Instinet Group Inc. today announced higher profit for its third quarter.
The firm announced headline net income of $84 million for the third quarter of 2005, compared to $11 million for the third quarter of 2004 and $8 million for the second quarter of 2005.
However, excluding the discontinued operations of Lynch Jones & Ryan (which it sold for an after-tax gain of $90 million in the quarter), Instinet Group actually incurred a net loss of $5 million.
The third quarter 2005 results included $20 million in charges related to facility and asset write-offs, $9 million in severance charges and $6 million in merger related advisory fees, partially offset by $9 million in net investment gains. Excluding these items and the related tax effects, pro forma net income from continuing operations for the third quarter of 2005 was $11 million, compared with $5 million for the third quarter of 2004 and $6 million for the second quarter of 2005.
Total revenues for Instinet Group, net of interest, were $254 million for the third quarter of 2005, up 2% from the third quarter of 2004 and down 2% from the second quarter of 2005. Total expenses for the third quarter were $269 million, up 12% from $240 million in the third quarter of 2004 and up 9% from $246 million in the second quarter of 2005.

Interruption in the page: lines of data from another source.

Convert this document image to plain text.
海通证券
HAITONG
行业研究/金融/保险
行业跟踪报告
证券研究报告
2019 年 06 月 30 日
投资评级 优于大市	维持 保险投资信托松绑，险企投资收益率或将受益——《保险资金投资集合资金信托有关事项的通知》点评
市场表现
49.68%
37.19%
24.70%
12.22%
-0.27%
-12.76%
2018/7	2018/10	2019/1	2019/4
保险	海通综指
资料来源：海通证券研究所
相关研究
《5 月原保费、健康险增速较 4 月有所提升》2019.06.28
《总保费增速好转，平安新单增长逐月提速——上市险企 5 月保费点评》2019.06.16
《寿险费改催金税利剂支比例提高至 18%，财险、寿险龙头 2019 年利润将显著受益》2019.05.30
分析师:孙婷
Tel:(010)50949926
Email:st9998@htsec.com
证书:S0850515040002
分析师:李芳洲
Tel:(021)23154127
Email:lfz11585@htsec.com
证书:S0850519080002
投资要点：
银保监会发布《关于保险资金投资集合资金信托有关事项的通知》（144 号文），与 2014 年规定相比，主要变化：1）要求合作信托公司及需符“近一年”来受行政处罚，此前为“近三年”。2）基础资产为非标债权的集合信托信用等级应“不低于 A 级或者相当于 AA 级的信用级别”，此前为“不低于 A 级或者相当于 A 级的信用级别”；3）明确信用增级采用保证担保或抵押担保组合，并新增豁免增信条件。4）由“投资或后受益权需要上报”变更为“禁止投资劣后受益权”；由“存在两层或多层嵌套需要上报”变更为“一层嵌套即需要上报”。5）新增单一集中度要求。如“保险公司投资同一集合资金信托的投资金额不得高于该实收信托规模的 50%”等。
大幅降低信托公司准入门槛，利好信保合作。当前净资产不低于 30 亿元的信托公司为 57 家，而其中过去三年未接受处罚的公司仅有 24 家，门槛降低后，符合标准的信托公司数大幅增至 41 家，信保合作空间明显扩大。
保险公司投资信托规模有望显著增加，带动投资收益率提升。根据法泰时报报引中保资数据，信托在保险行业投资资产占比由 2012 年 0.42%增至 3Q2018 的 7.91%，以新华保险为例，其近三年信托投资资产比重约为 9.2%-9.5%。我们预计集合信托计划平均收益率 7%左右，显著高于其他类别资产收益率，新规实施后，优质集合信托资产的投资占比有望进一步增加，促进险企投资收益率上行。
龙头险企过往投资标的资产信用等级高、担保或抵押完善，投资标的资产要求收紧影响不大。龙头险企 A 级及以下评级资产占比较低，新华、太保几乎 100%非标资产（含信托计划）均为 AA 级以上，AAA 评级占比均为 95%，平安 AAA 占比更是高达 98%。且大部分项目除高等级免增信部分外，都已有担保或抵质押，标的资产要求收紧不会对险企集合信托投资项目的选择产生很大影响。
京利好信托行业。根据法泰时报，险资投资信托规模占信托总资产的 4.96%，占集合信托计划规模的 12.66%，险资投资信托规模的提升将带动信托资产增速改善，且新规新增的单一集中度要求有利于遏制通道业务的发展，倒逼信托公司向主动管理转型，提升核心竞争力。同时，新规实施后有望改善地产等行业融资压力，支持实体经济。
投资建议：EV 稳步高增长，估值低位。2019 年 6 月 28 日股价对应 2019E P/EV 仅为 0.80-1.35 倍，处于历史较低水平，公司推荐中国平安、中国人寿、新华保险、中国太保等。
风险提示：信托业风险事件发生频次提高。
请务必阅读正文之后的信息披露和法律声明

At September 30, total assets were approximately $1.8 billion and shareholders’ equity was approximately $1.1 billion. Instinet Group’s total headcount was 785 employees compared to 938 on June 30, 2005. Headcount at September 30, 2005 included 614 employees from Instinet, 82 employees from INET and 89 employees from Instinet Group.
Instinet Group announced on April 22, that it has entered into a definitive agreement pursuant to which Nasdaq will acquire the firm. The merger agreement was adopted by a majority of shareholders in September. It expects that the merger will be completed during the fourth quarter of 2005.